Now, 25 years later, they're as popular as can be. "People like cats because they are easy to keep," he says. "Maybe in America or other countries, you can have dogs because you have big houses. But in Gaza we have small apartments, so we can't keep such animals."

Draimli says his shop is the biggest cat, fish and bird supplier in all of Gaza, and that just about any Himalayan, Persian or Siamese in the coastal enclave can be traced back to him and his neatly kept log book. But his business is also a story of unlikely survival. While pet food is not among the items blocked by the Israelis from entering Gaza, it is expensive getting Meow Mix into the territory. Gazans must improvise on pet food. "These goods are luxury items," he says, standing before a wall of mostly empty fish tanks. "People need political and financial stability before they can afford to buy a cat, a fish tank, or even a bird."

Finding that stability can be tough in a territory where 85% of the population depends on humanitarian aid to survive. Through his quarter-century in business, Draimli has watched the Gaza Strip transition through intermittent periods of war, Israeli occupation, and political unrest. Its latest phase — the Israeli blockade, which has been in place since Islamist Hamas took control of Gaza in 2007 — has been the hardest.

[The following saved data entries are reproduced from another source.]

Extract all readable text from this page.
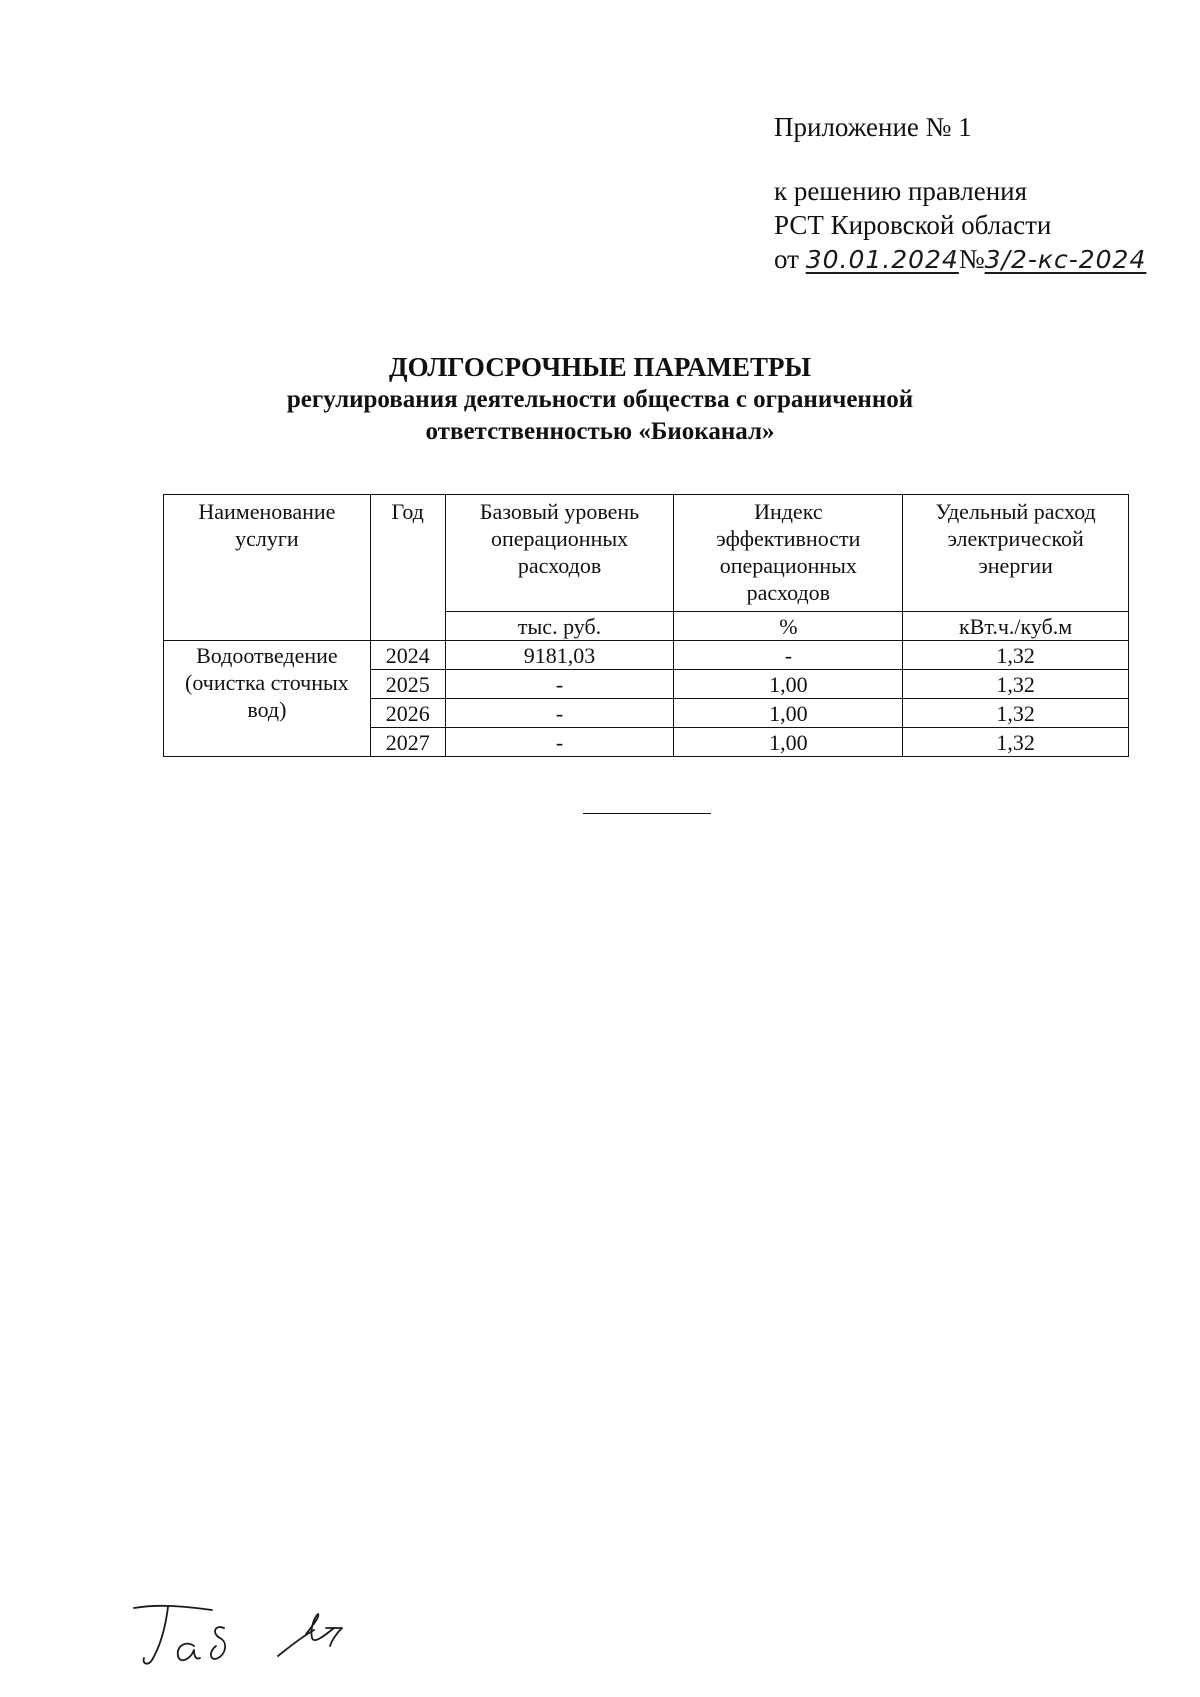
Приложение № 1
к решению правления
РСТ Кировской области
от 30.01.2024№3/2-кс-2024
ДОЛГОСРОЧНЫЕ ПАРАМЕТРЫ
регулирования деятельности общества с ограниченной
ответственностью «Биоканал»
Наименование услуги	Год	Базовый уровень операционных расходов	Индекс эффективности операционных расходов	Удельный расход электрической энергии
		тыс. руб.	%	кВт.ч./куб.м
Водоотведение (очистка сточных вод)	2024	9181,03	-	1,32
	2025	-	1,00	1,32
	2026	-	1,00	1,32
	2027	-	1,00	1,32
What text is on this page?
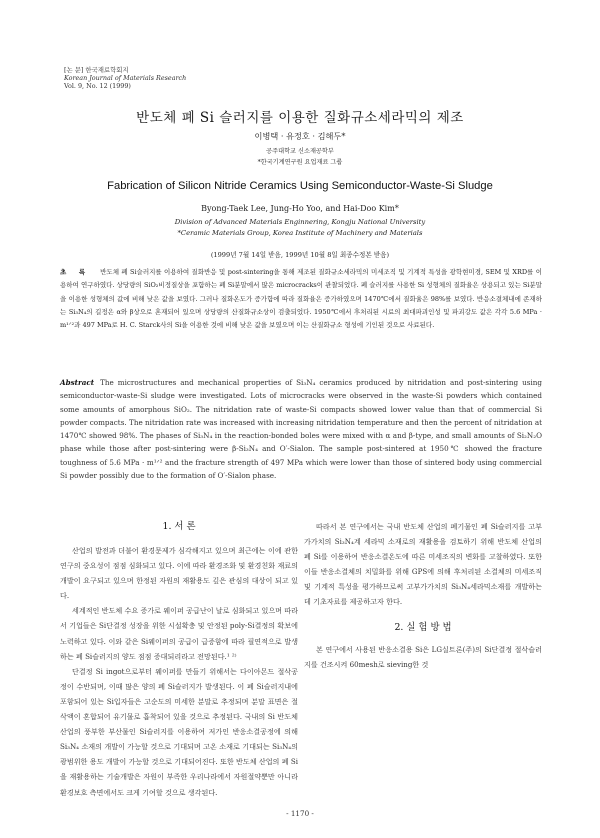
[논 문] 한국재료학회지
Korean Journal of Materials Research
Vol. 9, No. 12 (1999)
반도체 폐 Si 슬러지를 이용한 질화규소세라믹의 제조
이병택 · 유정호 · 김해두*
공주대학교 신소재공학부
*한국기계연구원 요업재료 그룹
Fabrication of Silicon Nitride Ceramics Using Semiconductor-Waste-Si Sludge
Byong-Taek Lee, Jung-Ho Yoo, and Hai-Doo Kim*
Division of Advanced Materials Enginnering, Kongju National University
*Ceramic Materials Group, Korea Institute of Machinery and Materials
(1999년 7월 14일 받음, 1999년 10월 8일 최종수정본 받음)
초 록 반도체 폐 Si슬러지를 이용하여 질화반응 및 post-sintering을 통해 제조된 질화규소세라믹의 미세조직 및 기계적 특성을 광학현미경, SEM 및 XRD를 이용하여 연구하였다. 상당량의 SiO₂비정질상을 포함하는 폐 Si분말에서 많은 microcracks이 관찰되었다. 폐 슬러지를 사용한 Si 성형체의 질화율은 상용되고 있는 Si분말을 이용한 성형체의 값에 비해 낮은 값을 보였다. 그러나 질화온도가 증가함에 따라 질화율은 증가하였으며 1470℃에서 질화율은 98%를 보였다. 반응소결체내에 존재하는 Si₃N₄의 길정은 α와 β상으로 혼재되어 있으며 상당량의 산질화규소상이 검출되었다. 1950℃에서 후처리된 시료의 최대파괴인성 및 파괴강도 값은 각각 5.6 MPa · m¹ᐟ²과 497 MPa로 H. C. Starck사의 Si을 이용한 것에 비해 낮은 값을 보였으며 이는 산질화규소 형성에 기인된 것으로 사료된다.
Abstract The microstructures and mechanical properties of Si₃N₄ ceramics produced by nitridation and post-sintering using semiconductor-waste-Si sludge were investigated. Lots of microcracks were observed in the waste-Si powders which contained some amounts of amorphous SiO₂. The nitridation rate of waste-Si compacts showed lower value than that of commercial Si powder compacts. The nitridation rate was increased with increasing nitridation temperature and then the percent of nitridation at 1470℃ showed 98%. The phases of Si₃N₄ in the reaction-bonded boles were mixed with α and β-type, and small amounts of Si₂N₂O phase while those after post-sintering were β-Si₃N₄ and O′-Sialon. The sample post-sintered at 1950℃ showed the fracture toughness of 5.6 MPa · m¹ᐟ² and the fracture strength of 497 MPa which were lower than those of sintered body using commercial Si powder possibly due to the formation of O′-Sialon phase.
1. 서 론

산업의 발전과 더불어 환경문제가 심각해지고 있으며 최근에는 이에 관한 연구의 중요성이 점점 심화되고 있다. 이에 따라 환경조화 및 환경친화 재료의 개발이 요구되고 있으며 한정된 자원의 재활용도 깊은 관심의 대상이 되고 있다.

세계적인 반도체 수요 증가로 웨이퍼 공급난이 날로 심화되고 있으며 따라서 기업들은 Si단결정 성장을 위한 시설확충 및 안정된 poly-Si결정의 확보에 노력하고 있다. 이와 같은 Si웨이퍼의 공급이 급증함에 따라 필연적으로 발생하는 폐 Si슬러지의 양도 점점 증대되리라고 전망된다.¹ ²⁾

단결정 Si ingot으로부터 웨이퍼를 만들기 위해서는 다이아몬드 절삭공정이 수반되며, 이때 많은 양의 폐 Si슬러지가 발생된다. 이 폐 Si슬러지내에 포함되어 있는 Si입자들은 고순도의 미세한 분말로 추정되며 분말 표면은 절삭액이 혼합되어 유기물로 흡착되어 있을 것으로 추정된다. 국내의 Si 반도체 산업의 풍부한 부산물인 Si슬러지를 이용하여 저가인 반응소결공정에 의해 Si₃N₄ 소재의 개발이 가능할 것으로 기대되며 고온 소재로 기대되는 Si₃N₄의 광범위한 용도 개발이 가능할 것으로 기대되어진다. 또한 반도체 산업의 폐 Si을 재활용하는 기술개발은 자원이 부족한 우리나라에서 자원절약뿐만 아니라 환경보호 측면에서도 크게 기여할 것으로 생각된다.

따라서 본 연구에서는 국내 반도체 산업의 폐기물인 폐 Si슬러지를 고부가가치의 Si₃N₄계 세라믹 소재로의 재활용을 검토하기 위해 반도체 산업의 폐 Si를 이용하여 반응소결온도에 따른 미세조직의 변화를 고찰하였다. 또한 이들 반응소결체의 치밀화를 위해 GPS에 의해 후처리된 소결체의 미세조직 및 기계적 특성을 평가하므로써 고부가가치의 Si₃N₄세라믹소재를 개발하는데 기초자료를 제공하고자 한다.

2. 실 험 방 법

본 연구에서 사용된 반응소결용 Si은 LG실트론(주)의 Si단결정 절삭슬러지를 건조시켜 60mesh로 sieving한 것

- 1170 -
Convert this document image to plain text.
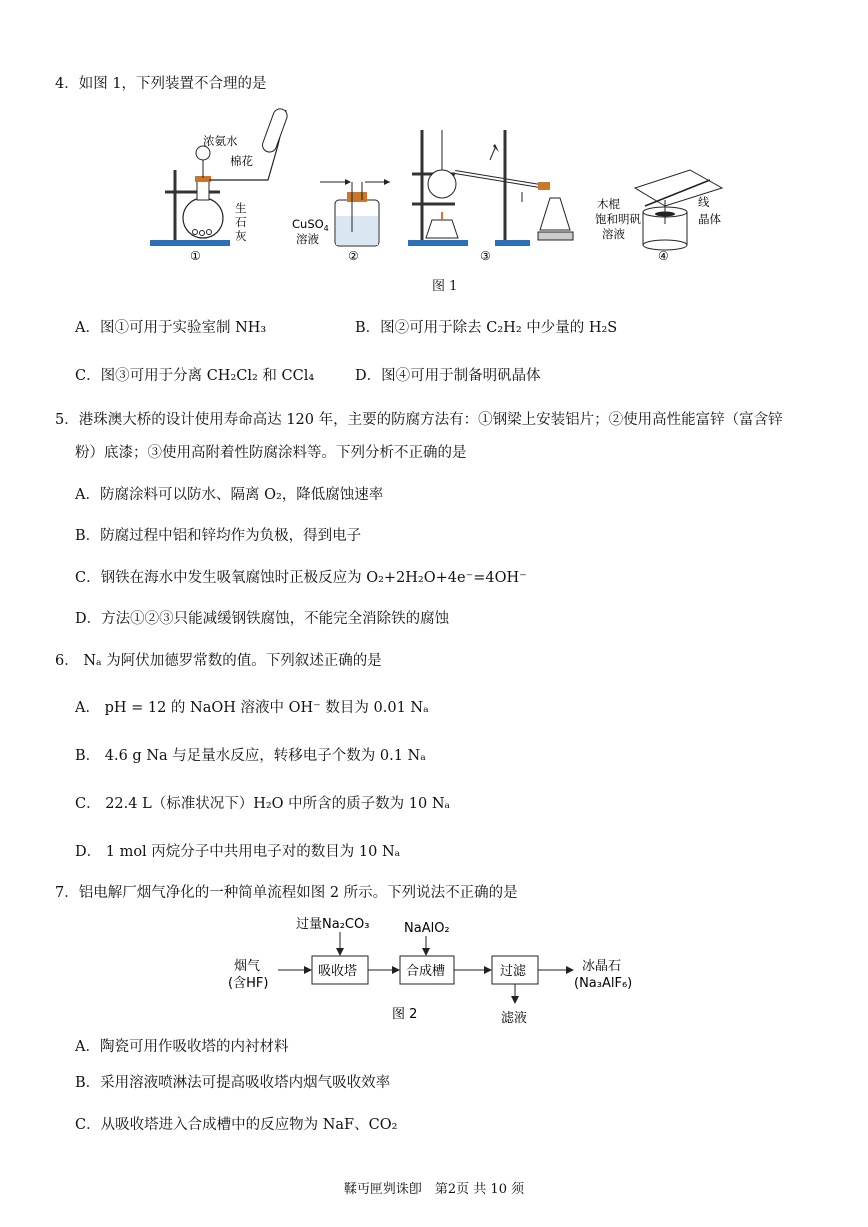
4．如图 1，下列装置不合理的是
浓氨水
棉花
生
石
灰
①
CuSO$_4$
溶液
②	③
木棍	线
饱和明矾	晶体
溶液
④
图 1
A．图①可用于实验室制 NH₃	B．图②可用于除去 C₂H₂ 中少量的 H₂S
C．图③可用于分离 CH₂Cl₂ 和 CCl₄	D．图④可用于制备明矾晶体
5．港珠澳大桥的设计使用寿命高达 120 年，主要的防腐方法有：①钢梁上安装铝片；②使用高性能富锌（富含锌
粉）底漆；③使用高附着性防腐涂料等。下列分析不正确的是
A．防腐涂料可以防水、隔离 O₂，降低腐蚀速率
B．防腐过程中铝和锌均作为负极，得到电子
C．钢铁在海水中发生吸氧腐蚀时正极反应为 O₂+2H₂O+4e⁻=4OH⁻
D．方法①②③只能减缓钢铁腐蚀，不能完全消除铁的腐蚀
6． Nₐ 为阿伏加德罗常数的值。下列叙述正确的是
A． pH = 12 的 NaOH 溶液中 OH⁻ 数目为 0.01 Nₐ
B． 4.6 g Na 与足量水反应，转移电子个数为 0.1 Nₐ
C． 22.4 L（标准状况下）H₂O 中所含的质子数为 10 Nₐ
D． 1 mol 丙烷分子中共用电子对的数目为 10 Nₐ
7．铝电解厂烟气净化的一种简单流程如图 2 所示。下列说法不正确的是
过量Na₂CO₃	NaAlO₂
烟气
(含HF)
吸收塔	合成槽	过滤	冰晶石
(Na₃AlF₆)
图 2	滤液
A．陶瓷可用作吸收塔的内衬材料
B．采用溶液喷淋法可提高吸收塔内烟气吸收效率
C．从吸收塔进入合成槽中的反应物为 NaF、CO₂
鞣丏匣刿诛卽　第2页 共 10 须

The blockade drove most of Gaza's economy, including parts of Draimli's pet business, underground. "Now we bring things like bird cages through the [smuggling] tunnels [on Gaza's border with Egypt]," he says, adding that they are no longer allowed to import the cages from Israel. "The price in Egypt is cheaper than it is in Israel. But the problem is that we have to pay $50 for each container to bring them through the tunnel. So we can't make any money."

Last winter's war with Israel, which the U.N. Conference on Trade and Development (UNCTAD) says cost the Palestinian economy an estimated $4 billion in economic losses, slowed Draimli's business even more. On a recent weekday afternoon, hours passed before a single customer showed up. But even after the war, he says, some Gazans have continued to find a need for his luxury goods. "The desire to have pets grew in Gaza after the Israeli invasion, because the children were constantly afraid," he says. "So every family that could came to buy a cat or bird for their children to comfort them."

But it will take real peace, Palestinian unity, and a natural economic climate, he says, for his business to flourish the way it once did. "I used to have 200 to 300 customers a day. If you had come in before, I wouldn't have been free to talk to you."